While the company has not shed more light on its decision, relocating the head office from Australia to Zimbabwe will consolidate operations, improve communication, and boost operational efficiency, among other benefits.
“Development works also continued at our supply base in the Cabora Bassa Basin, which now has accommodation for 20 staff and supporting storage, logistics and workshop spaces to cater to full-scale exploration drilling and associated contractor activity.
“The facilities will provide us with the infrastructure to deliver our future programmes and activities,” Invictus said.
Zimbabwe’s Cabora Bassa Basin is widely referred to by energy companies and industry experts as one of Africa’s largest and last untested frontier rift basins for oil and natural gas exploration.

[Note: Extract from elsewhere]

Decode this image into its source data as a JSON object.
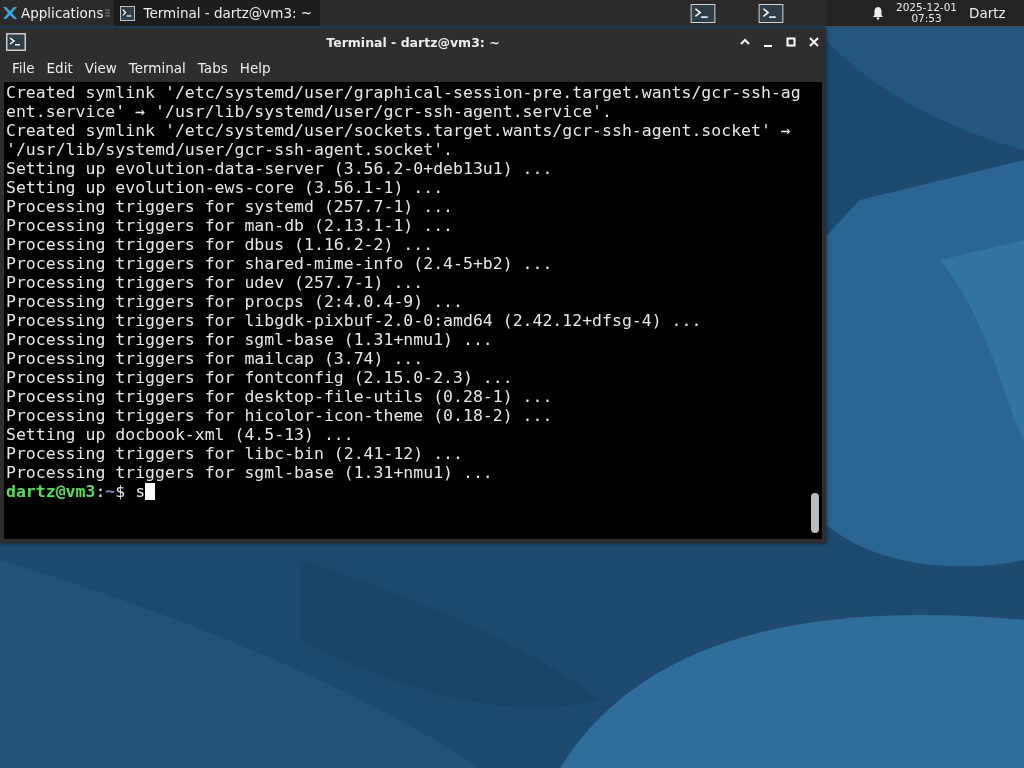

Invictus Energy holds one primary Special Grant (SG 4571) for the exploration of oil and gas in the Cabora Bassa Basin in northern Zimbabwe, which contains the Mukuyu prospect, where Invictus discovered condensate last year.
It also holds two Exclusive Prospecting Orders (EPOs), which are similar in nature to special grants for exploration purposes: EPO 1848 and EPO 1849 in the area.
The Mukuyu-1 and Mukuyu-2 wells confirmed the presence of high-quality gas condensate in the Upper and Lower Angwa formations.
Invictus first announced in December 2023 the successful discovery of gas in the country. This marked the very first time Zimbabwe recorded drilling for hydrocarbons.
The discovered resource from the first two Mukuyu wells is an estimated 1,3 Trillion cubic feet (Tcf) of gas and 230 million barrels of oil equivalent (mmboe).
Across its full license area (including the Mukuyu discovery and other prospects), the total estimated prospective resource is 2,9 Tcf of gas and 184 million barrels of condensate on a gross mean unrisked basis.
Zimbabwe has not yet started commercial gas production because its natural gas project is still in the exploration and development phase, and significant infrastructure needs to be built before commercial extraction can begin.
The discovery of commercial gas deposits is highly important to Zimbabwe as it offers the potential to achieve energy independence, address chronic power shortages, stimulate broad economic growth and industrialization, create jobs, and generate new revenue streams for the Government.